In the business world, it is called a business lunch. It is a long accepted business practice. A businessman extols the benefits of his product and hopes to sell his wares. In the world of government, the drug reps' equivalent is the lobbyist. The lobbyist has unlimited funds to spend on congressional leaders. They provide trips to exotic places, extravagant dinners, and contributions to campaign funds. Luckily, congressional leaders are too ethical to sell out their constituents for tens of thousands of dollars in trips and campaign funds.
In the medical world, the drug rep follows a carefully scripted, FDA approved, sales pitch/educational experience. Yes, the FDA regulates what the drug rep can say and can’t say. Those regulations are based on scientific research and proven results. If the drug rep varies from the highly censored script the FDA approves, it is a crime punishable by tens of thousands of dollars.
The time I spend eating lunch with the drug rep is time well spent. As your doctor, I need to stay current on the latest treatment options. I only have so much time during a day to study so I use the web, conferences, journals and even drug reps. I am trained to analyze research and capable of differentiating between what is sales pitch and what is fact. My patients benefit from the knowledge imparted by the rep as well as sample medication and discount cards left by the drug rep.

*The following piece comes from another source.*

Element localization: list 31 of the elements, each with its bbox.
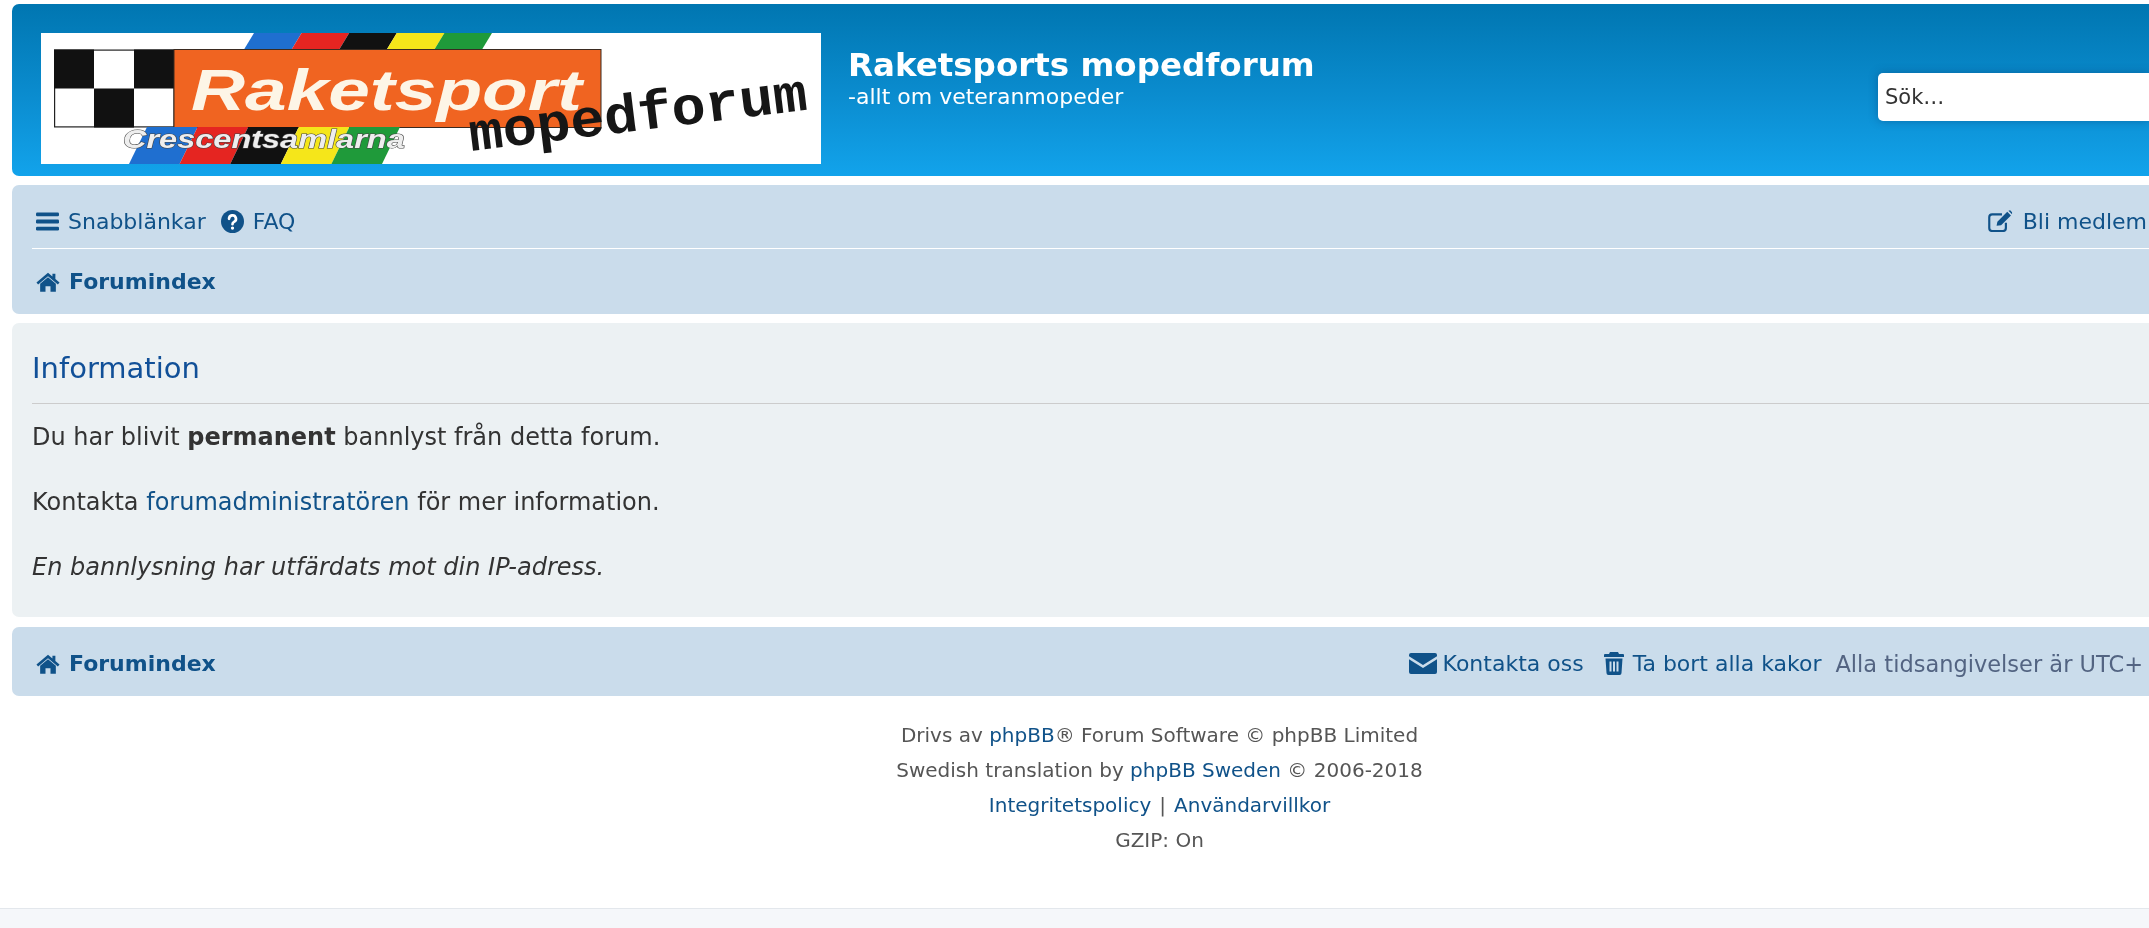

While I’m confessing, I also confess that I am a teacher and am paid to teach about various medical topics. The same pharmaceutical companies that send reps to my office hire me to go to lunches and dinner with other doctors and teach them about the latest research and uses of their medication. There is another website that posts how much money pharmaceutical companies pay me for my time and expertise. I am embarrassed to admit that it is a remarkably small sum, but I love teaching so I will continue to do so.
So now you know the truth. Your doctor teaches, for which he is paid. That’s nothing new. I hope that each of you has found that your office visits are most often like going to class. Your doctor spends most of his work lunches studying how to be a better doctor. As your doctor, I am proud to have the opportunity to learn and to teach. Most of all, I am proud to care for you.